The grades of evidence (I-III) and levels of recommendation (A-C) are defined at the end of the "Major Recommendations" field.
The following recommendations and conclusions are based on good and consistent scientific evidence (Level A):
- The only symptom specific to prolapse is the awareness of a vaginal bulge or protrusion. For all other pelvic symptoms, resolution with prolapse treatment cannot be assumed.
- Pessaries can be fitted in most women with prolapse, regardless of prolapse stage or site of predominant prolapse.
- Cadaveric fascia should not be used as graft material for abdominal sacral colpopexy because of a substantially higher risk of recurrent prolapse than with synthetic mesh.
- Stress-continent women with positive stress test results (prolapse reduced) are at higher risk for developing postoperative stress incontinence after prolapse repair alone compared with women with negative stress test results (prolapse reduced).

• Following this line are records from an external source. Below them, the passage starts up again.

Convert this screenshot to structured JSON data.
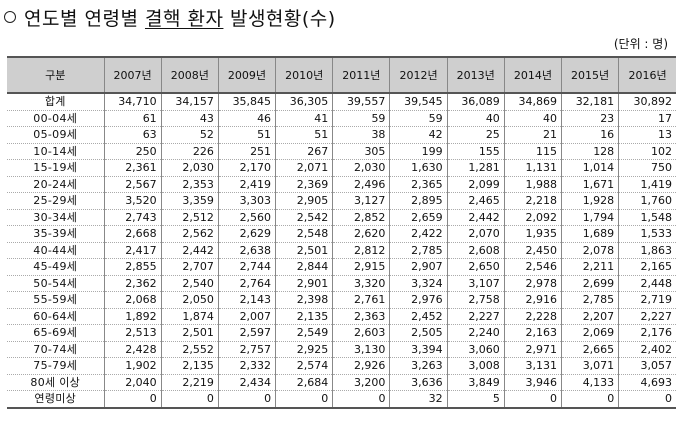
{
  "title": {
    "part1": "연도별 연령별 ",
    "part2": "결핵 환자",
    "part3": " 발생현황(수)"
  },
  "unit_note": "(단위 : 명)",
  "table": {
    "header": [
      "구분",
      "2007년",
      "2008년",
      "2009년",
      "2010년",
      "2011년",
      "2012년",
      "2013년",
      "2014년",
      "2015년",
      "2016년"
    ],
    "rows": [
      {
        "label": "합계",
        "values": [
          "34,710",
          "34,157",
          "35,845",
          "36,305",
          "39,557",
          "39,545",
          "36,089",
          "34,869",
          "32,181",
          "30,892"
        ]
      },
      {
        "label": "00-04세",
        "values": [
          "61",
          "43",
          "46",
          "41",
          "59",
          "59",
          "40",
          "40",
          "23",
          "17"
        ]
      },
      {
        "label": "05-09세",
        "values": [
          "63",
          "52",
          "51",
          "51",
          "38",
          "42",
          "25",
          "21",
          "16",
          "13"
        ]
      },
      {
        "label": "10-14세",
        "values": [
          "250",
          "226",
          "251",
          "267",
          "305",
          "199",
          "155",
          "115",
          "128",
          "102"
        ]
      },
      {
        "label": "15-19세",
        "values": [
          "2,361",
          "2,030",
          "2,170",
          "2,071",
          "2,030",
          "1,630",
          "1,281",
          "1,131",
          "1,014",
          "750"
        ]
      },
      {
        "label": "20-24세",
        "values": [
          "2,567",
          "2,353",
          "2,419",
          "2,369",
          "2,496",
          "2,365",
          "2,099",
          "1,988",
          "1,671",
          "1,419"
        ]
      },
      {
        "label": "25-29세",
        "values": [
          "3,520",
          "3,359",
          "3,303",
          "2,905",
          "3,127",
          "2,895",
          "2,465",
          "2,218",
          "1,928",
          "1,760"
        ]
      },
      {
        "label": "30-34세",
        "values": [
          "2,743",
          "2,512",
          "2,560",
          "2,542",
          "2,852",
          "2,659",
          "2,442",
          "2,092",
          "1,794",
          "1,548"
        ]
      },
      {
        "label": "35-39세",
        "values": [
          "2,668",
          "2,562",
          "2,629",
          "2,548",
          "2,620",
          "2,422",
          "2,070",
          "1,935",
          "1,689",
          "1,533"
        ]
      },
      {
        "label": "40-44세",
        "values": [
          "2,417",
          "2,442",
          "2,638",
          "2,501",
          "2,812",
          "2,785",
          "2,608",
          "2,450",
          "2,078",
          "1,863"
        ]
      },
      {
        "label": "45-49세",
        "values": [
          "2,855",
          "2,707",
          "2,744",
          "2,844",
          "2,915",
          "2,907",
          "2,650",
          "2,546",
          "2,211",
          "2,165"
        ]
      },
      {
        "label": "50-54세",
        "values": [
          "2,362",
          "2,540",
          "2,764",
          "2,901",
          "3,320",
          "3,324",
          "3,107",
          "2,978",
          "2,699",
          "2,448"
        ]
      },
      {
        "label": "55-59세",
        "values": [
          "2,068",
          "2,050",
          "2,143",
          "2,398",
          "2,761",
          "2,976",
          "2,758",
          "2,916",
          "2,785",
          "2,719"
        ]
      },
      {
        "label": "60-64세",
        "values": [
          "1,892",
          "1,874",
          "2,007",
          "2,135",
          "2,363",
          "2,452",
          "2,227",
          "2,228",
          "2,207",
          "2,227"
        ]
      },
      {
        "label": "65-69세",
        "values": [
          "2,513",
          "2,501",
          "2,597",
          "2,549",
          "2,603",
          "2,505",
          "2,240",
          "2,163",
          "2,069",
          "2,176"
        ]
      },
      {
        "label": "70-74세",
        "values": [
          "2,428",
          "2,552",
          "2,757",
          "2,925",
          "3,130",
          "3,394",
          "3,060",
          "2,971",
          "2,665",
          "2,402"
        ]
      },
      {
        "label": "75-79세",
        "values": [
          "1,902",
          "2,135",
          "2,332",
          "2,574",
          "2,926",
          "3,263",
          "3,008",
          "3,131",
          "3,071",
          "3,057"
        ]
      },
      {
        "label": "80세 이상",
        "values": [
          "2,040",
          "2,219",
          "2,434",
          "2,684",
          "3,200",
          "3,636",
          "3,849",
          "3,946",
          "4,133",
          "4,693"
        ]
      },
      {
        "label": "연령미상",
        "values": [
          "0",
          "0",
          "0",
          "0",
          "0",
          "32",
          "5",
          "0",
          "0",
          "0"
        ]
      }
    ]
  }
}
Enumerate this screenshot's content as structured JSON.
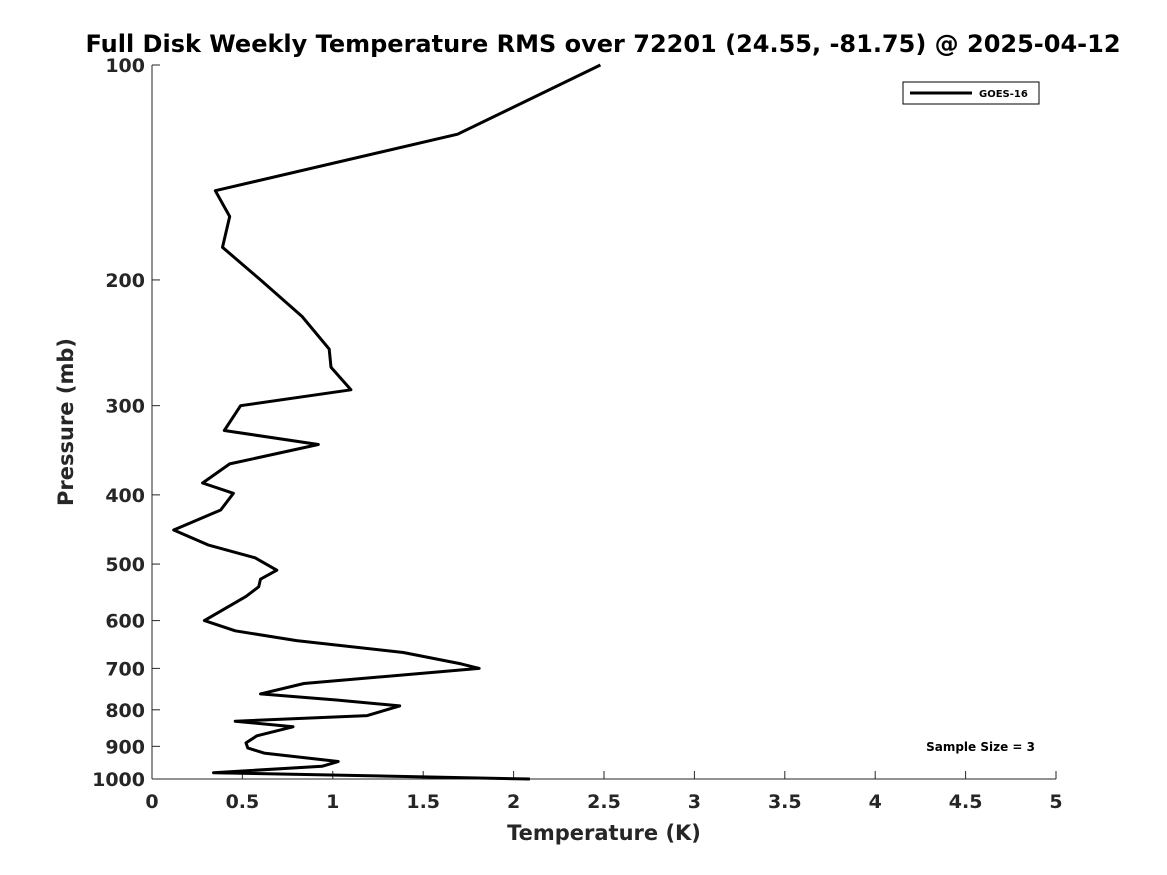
{
  "chart_data": {
    "type": "line",
    "title": "Full Disk Weekly Temperature RMS over 72201 (24.55, -81.75) @ 2025-04-12",
    "xlabel": "Temperature (K)",
    "ylabel": "Pressure (mb)",
    "xlim": [
      0,
      5
    ],
    "ylim": [
      1000,
      100
    ],
    "yscale": "log",
    "y_reversed": true,
    "grid": false,
    "legend_position": "top-right",
    "x_ticks": [
      "0",
      "0.5",
      "1",
      "1.5",
      "2",
      "2.5",
      "3",
      "3.5",
      "4",
      "4.5",
      "5"
    ],
    "y_ticks": [
      "100",
      "200",
      "300",
      "400",
      "500",
      "600",
      "700",
      "800",
      "900",
      "1000"
    ],
    "series": [
      {
        "name": "GOES-16",
        "color": "#000000",
        "points": [
          [
            2.48,
            100
          ],
          [
            1.69,
            125
          ],
          [
            0.35,
            150
          ],
          [
            0.43,
            163
          ],
          [
            0.39,
            180
          ],
          [
            0.6,
            200
          ],
          [
            0.83,
            225
          ],
          [
            0.98,
            250
          ],
          [
            0.99,
            265
          ],
          [
            1.1,
            285
          ],
          [
            0.49,
            300
          ],
          [
            0.4,
            325
          ],
          [
            0.92,
            340
          ],
          [
            0.43,
            362
          ],
          [
            0.28,
            385
          ],
          [
            0.45,
            398
          ],
          [
            0.38,
            420
          ],
          [
            0.12,
            448
          ],
          [
            0.31,
            470
          ],
          [
            0.57,
            490
          ],
          [
            0.69,
            510
          ],
          [
            0.6,
            525
          ],
          [
            0.59,
            538
          ],
          [
            0.52,
            555
          ],
          [
            0.29,
            600
          ],
          [
            0.46,
            620
          ],
          [
            0.8,
            640
          ],
          [
            1.39,
            665
          ],
          [
            1.71,
            690
          ],
          [
            1.81,
            700
          ],
          [
            0.84,
            735
          ],
          [
            0.6,
            760
          ],
          [
            1.02,
            775
          ],
          [
            1.37,
            790
          ],
          [
            1.19,
            815
          ],
          [
            0.46,
            830
          ],
          [
            0.78,
            845
          ],
          [
            0.58,
            870
          ],
          [
            0.52,
            890
          ],
          [
            0.53,
            905
          ],
          [
            0.62,
            920
          ],
          [
            1.03,
            945
          ],
          [
            0.94,
            960
          ],
          [
            0.34,
            980
          ],
          [
            2.09,
            1000
          ]
        ]
      }
    ],
    "annotations": [
      "Sample Size = 3"
    ]
  }
}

- For stress-continent women planning abdominal sacral colpopexy, regardless of the results of preoperative stress testing, the addition of the Burch procedure substantially reduces the likelihood of postoperative stress incontinence without increasing urgency symptoms or obstructed voiding.

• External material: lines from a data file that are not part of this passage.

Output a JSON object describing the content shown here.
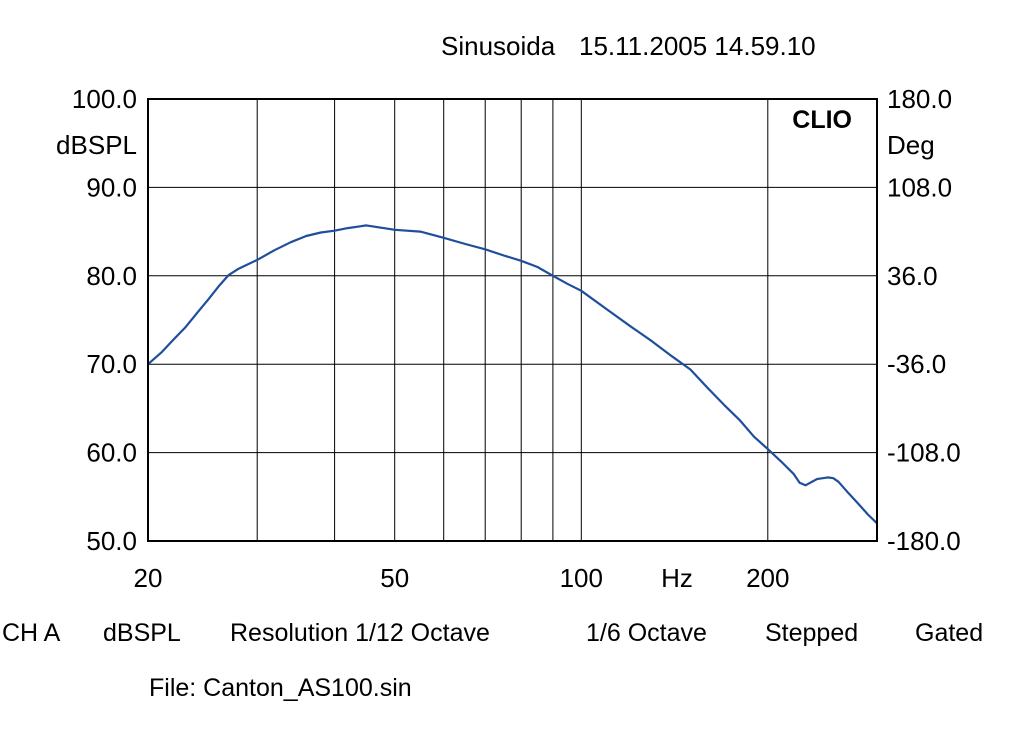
{
  "header": {
    "title_text": "Sinusoida",
    "datetime": "15.11.2005 14.59.10",
    "brand": "CLIO"
  },
  "footer": {
    "channel": "CH A",
    "unit": "dBSPL",
    "resolution": "Resolution 1/12 Octave",
    "smoothing": "1/6 Octave",
    "mode": "Stepped",
    "gating": "Gated",
    "file_line": "File: Canton_AS100.sin"
  },
  "chart_data": {
    "type": "line",
    "x_scale": "log",
    "xlim": [
      20,
      300
    ],
    "ylim": [
      50,
      100
    ],
    "y2lim": [
      -180,
      180
    ],
    "xlabel": "Hz",
    "ylabel": "dBSPL",
    "y2label": "Deg",
    "x_ticks": [
      20,
      50,
      100,
      200
    ],
    "x_tick_labels": [
      "20",
      "50",
      "100",
      "200"
    ],
    "x_gridlines": [
      30,
      40,
      50,
      60,
      70,
      80,
      90,
      100,
      200
    ],
    "y_ticks": [
      100,
      90,
      80,
      70,
      60,
      50
    ],
    "y_tick_labels": [
      "100.0",
      "90.0",
      "80.0",
      "70.0",
      "60.0",
      "50.0"
    ],
    "y2_tick_labels": [
      "180.0",
      "108.0",
      "36.0",
      "-36.0",
      "-108.0",
      "-180.0"
    ],
    "grid": true,
    "line_color": "#1f4e9c",
    "series": [
      {
        "x": [
          20,
          21,
          22,
          23,
          24,
          25,
          26,
          27,
          28,
          30,
          32,
          34,
          36,
          38,
          40,
          42,
          44,
          45,
          46,
          48,
          50,
          55,
          60,
          65,
          70,
          75,
          80,
          85,
          90,
          95,
          100,
          110,
          120,
          130,
          140,
          150,
          160,
          170,
          180,
          190,
          200,
          210,
          220,
          225,
          230,
          240,
          250,
          255,
          260,
          270,
          280,
          290,
          300
        ],
        "y": [
          70.0,
          71.3,
          72.8,
          74.2,
          75.8,
          77.3,
          78.8,
          80.1,
          80.8,
          81.8,
          82.9,
          83.8,
          84.5,
          84.9,
          85.1,
          85.4,
          85.6,
          85.7,
          85.6,
          85.4,
          85.2,
          85.0,
          84.3,
          83.6,
          83.0,
          82.3,
          81.7,
          81.0,
          80.0,
          79.1,
          78.3,
          76.2,
          74.3,
          72.6,
          70.9,
          69.4,
          67.3,
          65.4,
          63.7,
          61.8,
          60.4,
          59.0,
          57.6,
          56.6,
          56.3,
          57.0,
          57.2,
          57.1,
          56.7,
          55.4,
          54.2,
          53.0,
          52.0
        ]
      }
    ]
  }
}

- For women with positive prolapse reduction stress test results who are planning vaginal prolapse repair, tension-free vaginal tape (TVT) midurethral sling (rather than suburethral fascial plication) appears to offer better prevention from postoperative stress incontinence.
The following recommendations and conclusions are based on limited or inconsistent scientific evidence (Level B):
- Clinicians should discuss the option of pessary use with all women who have prolapse that warrants treatment based on symptoms. In particular, pessary use should be considered before surgical intervention in women with symptomatic prolapse.

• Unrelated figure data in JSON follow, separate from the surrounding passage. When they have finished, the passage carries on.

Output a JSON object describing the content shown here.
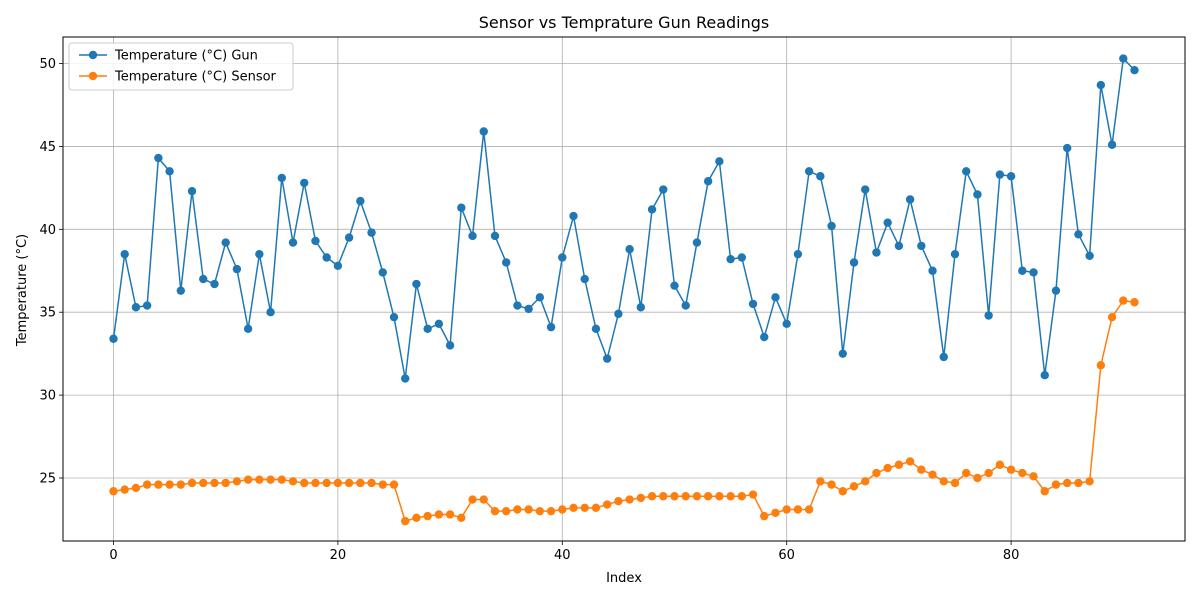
{
  "chart_data": {
    "type": "line",
    "title": "Sensor vs Temprature Gun Readings",
    "xlabel": "Index",
    "ylabel": "Temperature (°C)",
    "xlim": [
      -4.5,
      95.5
    ],
    "ylim": [
      21.2,
      51.6
    ],
    "xticks": [
      0,
      20,
      40,
      60,
      80
    ],
    "yticks": [
      25,
      30,
      35,
      40,
      45,
      50
    ],
    "grid": true,
    "legend_position": "top-left",
    "series": [
      {
        "name": "Temperature (°C) Gun",
        "color": "#1f77b4",
        "values": [
          33.4,
          38.5,
          35.3,
          35.4,
          44.3,
          43.5,
          36.3,
          42.3,
          37.0,
          36.7,
          39.2,
          37.6,
          34.0,
          38.5,
          35.0,
          43.1,
          39.2,
          42.8,
          39.3,
          38.3,
          37.8,
          39.5,
          41.7,
          39.8,
          37.4,
          34.7,
          31.0,
          36.7,
          34.0,
          34.3,
          33.0,
          41.3,
          39.6,
          45.9,
          39.6,
          38.0,
          35.4,
          35.2,
          35.9,
          34.1,
          38.3,
          40.8,
          37.0,
          34.0,
          32.2,
          34.9,
          38.8,
          35.3,
          41.2,
          42.4,
          36.6,
          35.4,
          39.2,
          42.9,
          44.1,
          38.2,
          38.3,
          35.5,
          33.5,
          35.9,
          34.3,
          38.5,
          43.5,
          43.2,
          40.2,
          32.5,
          38.0,
          42.4,
          38.6,
          40.4,
          39.0,
          41.8,
          39.0,
          37.5,
          32.3,
          38.5,
          43.5,
          42.1,
          34.8,
          43.3,
          43.2,
          37.5,
          37.4,
          31.2,
          36.3,
          44.9,
          39.7,
          38.4,
          48.7,
          45.1,
          50.3,
          49.6
        ]
      },
      {
        "name": "Temperature (°C) Sensor",
        "color": "#ff7f0e",
        "values": [
          24.2,
          24.3,
          24.4,
          24.6,
          24.6,
          24.6,
          24.6,
          24.7,
          24.7,
          24.7,
          24.7,
          24.8,
          24.9,
          24.9,
          24.9,
          24.9,
          24.8,
          24.7,
          24.7,
          24.7,
          24.7,
          24.7,
          24.7,
          24.7,
          24.6,
          24.6,
          22.4,
          22.6,
          22.7,
          22.8,
          22.8,
          22.6,
          23.7,
          23.7,
          23.0,
          23.0,
          23.1,
          23.1,
          23.0,
          23.0,
          23.1,
          23.2,
          23.2,
          23.2,
          23.4,
          23.6,
          23.7,
          23.8,
          23.9,
          23.9,
          23.9,
          23.9,
          23.9,
          23.9,
          23.9,
          23.9,
          23.9,
          24.0,
          22.7,
          22.9,
          23.1,
          23.1,
          23.1,
          24.8,
          24.6,
          24.2,
          24.5,
          24.8,
          25.3,
          25.6,
          25.8,
          26.0,
          25.5,
          25.2,
          24.8,
          24.7,
          25.3,
          25.0,
          25.3,
          25.8,
          25.5,
          25.3,
          25.1,
          24.2,
          24.6,
          24.7,
          24.7,
          24.8,
          31.8,
          34.7,
          35.7,
          35.6
        ]
      }
    ]
  }
}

- Alternative operations for uterine preservation in women with prolapse include uterosacral or sacrospinous ligament fixation by the vaginal approach, or sacral hysteropexy by the abdominal approach.
- Hysteropexy should not be performed by using the ventral abdominal wall for support because of the high risk for recurrent prolapse, particularly enterocele.
- Round ligament suspension is not effective in treating uterine or vaginal prolapse.
- Compared with vaginal sacrospinous ligament fixation, abdominal sacral colpopexy has less apical failure and less postoperative dyspareunia and stress incontinence, but is also associated with more complications.
- Transvaginal posterior colporrhaphy is recommended over transanal repair for posterior vaginal prolapse.
The following recommendations are based primarily on consensus and expert opinion (Level C):
- Clinicians should discuss with women the potential risks and benefits in performing a prophylactic anti-incontinence procedure at the time of prolapse repair.
- Women with prolapse who are asymptomatic or mildly symptomatic can be observed at regular intervals, unless new bothersome symptoms develop.
- For women who are at high risk for complications with reconstructive procedures and who no longer desire vaginal intercourse, colpocleisis can be offered.
- Cystoscopy should be performed intraoperatively to assess for bladder or ureteral damage after all prolapse or incontinence procedures during which the bladder or ureters may be at risk of injury.
Definitions:
Grades of Evidence
I Evidence obtained from at least one properly designed randomized controlled trial.
II-1 Evidence obtained from well-designed controlled trials without randomization.
II-2 Evidence obtained from well-designed cohort or case–control analytic studies, preferably from more than one center or research group.
II-3 Evidence obtained from multiple time series with or without the intervention. Dramatic results in uncontrolled experiments also could be regarded as this type of evidence.
III Opinions of respected authorities, based on clinical experience, descriptive studies, or reports of expert committees.
Levels of Recommendation
Level A — Recommendations are based on good and consistent scientific evidence.
Level B — Recommendations are based on limited or inconsistent scientific evidence.
Level C — Recommendations are based primarily on consensus and expert opinion.